This collection of seven short stories poses the question: What phenomena are occurring under our nose, right now, that appear completely random but are consistent and solid periodic events we simply lack the scope to see, the comprehension to grasp, or the vocabulary to name? Time is a Fine White Lie may be the closest thing we have to a traveler’s journal from that latent, ephemeral possibility—at once a tribute, warning, antidote, and gateway—to that which we take for granted.
Top 10 Reasons to be an Audiobook Listener
9. Audiobooks can help you gain perspective by hearing stories from others with vastly different backgrounds. On the other hand, audiobooks can also serve as ‘comfort food’ for those moments when you… just… can’t.
8. You’re on a long drive from way out there to over here. Radio stations are few and far between, and Sirius XM just keeps you in the same echo chamber of tired bands. Fire up an audiobook and make the journey in style. Guaranteed.
7. Have a schizophrenic break, and project your inner psyche onto whatever words happen to be coming out of your earbuds. Become ruler of the universe for just a couple ‘a bucks!

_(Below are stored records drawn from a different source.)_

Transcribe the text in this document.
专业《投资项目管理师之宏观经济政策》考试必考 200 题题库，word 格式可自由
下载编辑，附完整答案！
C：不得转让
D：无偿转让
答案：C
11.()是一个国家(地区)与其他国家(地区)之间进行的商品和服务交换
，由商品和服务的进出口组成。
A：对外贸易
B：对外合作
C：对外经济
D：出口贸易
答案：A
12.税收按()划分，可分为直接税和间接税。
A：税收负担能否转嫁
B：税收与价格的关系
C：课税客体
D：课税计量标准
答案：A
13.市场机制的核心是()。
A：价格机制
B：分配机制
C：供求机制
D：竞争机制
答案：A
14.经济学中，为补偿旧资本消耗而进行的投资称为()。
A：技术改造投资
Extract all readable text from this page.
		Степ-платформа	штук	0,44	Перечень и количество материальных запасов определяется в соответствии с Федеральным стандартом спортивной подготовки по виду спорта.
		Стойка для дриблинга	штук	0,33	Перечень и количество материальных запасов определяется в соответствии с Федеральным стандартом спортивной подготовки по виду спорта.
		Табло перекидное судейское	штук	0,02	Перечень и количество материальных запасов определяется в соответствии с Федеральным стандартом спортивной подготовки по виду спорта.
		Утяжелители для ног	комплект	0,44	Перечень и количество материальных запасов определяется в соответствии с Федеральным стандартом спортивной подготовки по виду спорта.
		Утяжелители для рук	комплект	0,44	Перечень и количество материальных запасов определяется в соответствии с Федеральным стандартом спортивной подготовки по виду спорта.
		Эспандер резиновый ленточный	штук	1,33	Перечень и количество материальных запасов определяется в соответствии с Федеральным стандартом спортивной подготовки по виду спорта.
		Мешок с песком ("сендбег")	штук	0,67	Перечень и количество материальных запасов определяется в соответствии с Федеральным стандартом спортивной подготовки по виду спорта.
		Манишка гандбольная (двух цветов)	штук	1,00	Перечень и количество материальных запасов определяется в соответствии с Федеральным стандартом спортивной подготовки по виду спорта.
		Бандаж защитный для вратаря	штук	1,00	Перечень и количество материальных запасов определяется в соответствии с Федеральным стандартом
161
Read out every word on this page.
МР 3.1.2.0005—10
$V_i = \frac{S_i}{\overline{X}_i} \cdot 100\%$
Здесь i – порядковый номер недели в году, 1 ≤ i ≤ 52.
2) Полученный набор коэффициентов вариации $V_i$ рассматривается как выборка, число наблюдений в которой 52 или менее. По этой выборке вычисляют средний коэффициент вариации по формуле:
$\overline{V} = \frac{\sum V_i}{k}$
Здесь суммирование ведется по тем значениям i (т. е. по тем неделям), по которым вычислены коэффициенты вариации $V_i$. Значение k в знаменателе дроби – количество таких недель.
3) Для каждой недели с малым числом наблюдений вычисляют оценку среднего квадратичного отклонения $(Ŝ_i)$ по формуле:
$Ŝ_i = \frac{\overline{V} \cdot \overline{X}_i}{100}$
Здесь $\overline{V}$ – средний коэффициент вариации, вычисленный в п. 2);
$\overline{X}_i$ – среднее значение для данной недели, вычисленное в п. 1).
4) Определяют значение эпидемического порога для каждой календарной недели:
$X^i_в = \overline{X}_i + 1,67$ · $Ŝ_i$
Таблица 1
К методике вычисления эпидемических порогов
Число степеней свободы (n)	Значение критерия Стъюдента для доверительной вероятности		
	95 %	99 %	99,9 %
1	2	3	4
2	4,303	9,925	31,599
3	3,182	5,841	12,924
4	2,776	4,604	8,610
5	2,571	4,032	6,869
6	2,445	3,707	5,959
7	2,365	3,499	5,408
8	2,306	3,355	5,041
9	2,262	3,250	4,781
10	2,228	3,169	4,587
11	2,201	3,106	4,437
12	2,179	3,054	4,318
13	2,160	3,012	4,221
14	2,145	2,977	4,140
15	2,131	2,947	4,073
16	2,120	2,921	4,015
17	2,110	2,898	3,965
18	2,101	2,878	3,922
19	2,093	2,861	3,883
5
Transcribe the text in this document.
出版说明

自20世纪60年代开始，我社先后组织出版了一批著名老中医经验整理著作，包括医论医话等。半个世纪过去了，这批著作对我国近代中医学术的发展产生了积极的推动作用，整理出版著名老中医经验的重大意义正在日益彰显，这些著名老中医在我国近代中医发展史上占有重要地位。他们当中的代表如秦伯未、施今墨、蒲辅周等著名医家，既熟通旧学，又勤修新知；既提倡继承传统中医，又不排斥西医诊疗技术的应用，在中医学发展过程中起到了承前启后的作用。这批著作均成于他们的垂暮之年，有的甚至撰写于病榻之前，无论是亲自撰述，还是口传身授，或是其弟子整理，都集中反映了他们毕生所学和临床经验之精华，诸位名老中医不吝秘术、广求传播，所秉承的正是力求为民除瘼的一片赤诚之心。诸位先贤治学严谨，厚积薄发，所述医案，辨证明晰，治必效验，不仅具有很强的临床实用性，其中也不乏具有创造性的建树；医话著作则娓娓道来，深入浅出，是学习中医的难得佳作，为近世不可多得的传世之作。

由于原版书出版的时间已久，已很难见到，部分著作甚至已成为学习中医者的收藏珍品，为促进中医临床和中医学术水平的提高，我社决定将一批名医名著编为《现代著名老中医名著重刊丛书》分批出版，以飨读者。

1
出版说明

6. You have to read a particular book for school, and let’s face it: that can be a bummer. Stay at the top of your class by using your smartphone to impart the wisdom directly to your auditory cortex.
5. Audiobooks- and literature as a whole- can provide entertainment, escape, or deep spiritual sustenance. Apply as needed.
4. The three words in chapter one at 4 minutes and fifty-five seconds.
3. You’d like to take a vacation, but you’re cash-strapped because of last month’s plumbing emergency. Pick up a title read by your favorite narrator, and let their dulcet tones wash you away.
2. Books are bulky and heavy, and you can only carry 2 or 3 at a time. Audiobooks? Not an issue.
1. Do the dishes while getting cultured at the same time... Who could say no??
William Steffey has been scribbling in colorful notebooks and making music on any instrument he can find since his early teens. After brief spasms of higher education in Iowa City and Chicago, he doubled down on the art life and released a string of twelve albums in the ‘sophistipop’ style. Press reviews are voluminous and wildly polarized, while the music enjoys airplay on hundreds of radio stations worldwide.
William has kept an online journal since the late 20th century, filling the glowing screen with post-modern musings, dreamscapes, and short stories that encompass both. This year, the pandemic gave him the opportunity to compile his favorite written works and publish Time is a Fine White Lie.
Following the sage advice of his wife Maux, William embarked on the challenge of producing the audiobook version. He reached out to high-school bandmate Greg Chun—now a voiceover artist in Los Angeles—who corralled an impressive array of actors to read each of the seven chapters in the book.
The stories draw largely on William’s experiences with bipolar disorder, and often tease out the mythological archetypes that would routinely emerge throughout his adventures.
Falling smack dab in the middle of a Venn diagram with Haruki Murakami and Joseph Campbell at the poles, Time is a Fine White Lie may be the closest thing we have to a traveler's journal from that latent, ephemeral possibility—at once a tribute, warning, antidote, and gateway—to that which we take for granted.